Como sólo había conocido a Lynley en el ambiente y las condiciones impuestos por ella, no había pensado en lo que significaría entrar a formar parte de su familia mediante el matrimonio. Sabía que era un conde, por supuesto. Había ido en su Bentley, frecuentado su casa de Londres y hasta conocido a su mayordomo. Había comido en su vajilla de porcelana, bebido en sus copas de cristal tallado y contemplado cómo se ponía sus ropas hechas a medida. Sin embargo, todos estos elementos se integraron en una categoría de comportamiento que ella llamó «el estilo de vida de Tommy». Jamás habían afectado su vida para nada. Sin embargo, ver Howenstow desde el aire, mientras Lynley daba dos vueltas sobre la propiedad, le sirvió como primera indicación de que su vida habitual durante veintiún años se enfrentaba a un cambio en potencia… y radical.

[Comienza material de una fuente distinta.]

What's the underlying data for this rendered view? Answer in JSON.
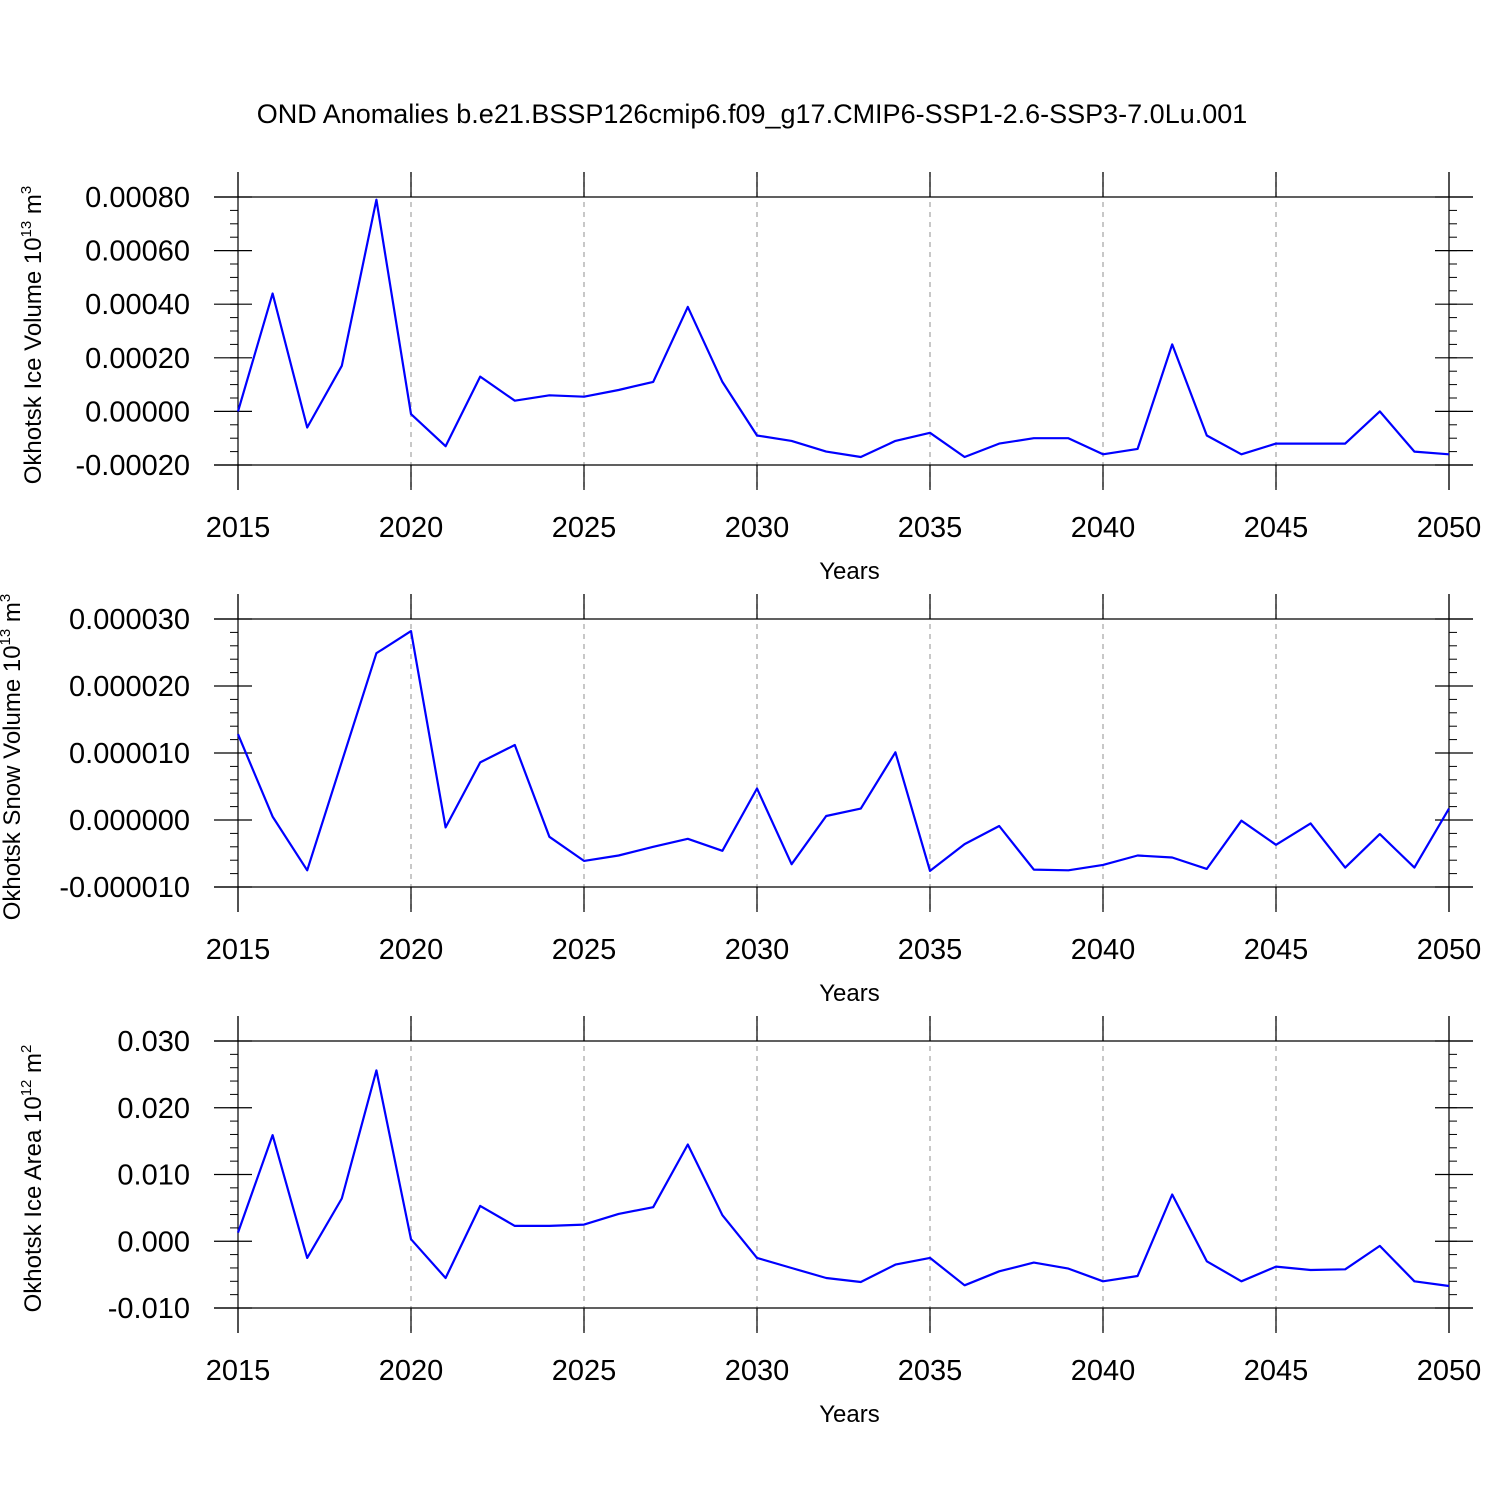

Aquella mansión era una enorme estructura jacobina que adoptaba la forma de una E jaspeada, desprovista de la barra central. Una gran ala secundaria surgía en dirección opuesta a la barra oeste del edificio y al noreste, justo al otro lado de su espina dorsal, se alzaba una iglesia. Más allá de la casa brotaban edificios anexos y establos, tras los cuales se extendía el parque de Howenstow en dirección al mar. En este parque pastaban vacas entre altísimos sicómoros que crecían en abundancia, protegidos del, en ocasiones, inclemente tiempo del sudoeste por una fortuita ladera natural. En el perímetro de todo esto, la muralla de Cornualles, hábilmente dispuesta, marcaba el límite de la finca, aunque no el fin de la propiedad Asherton que, como Deborah sabía, comprendía granjas lecheras, terrenos agrícolas y minas abandonadas que en otros tiempos habían proporcionado hojalata a la región.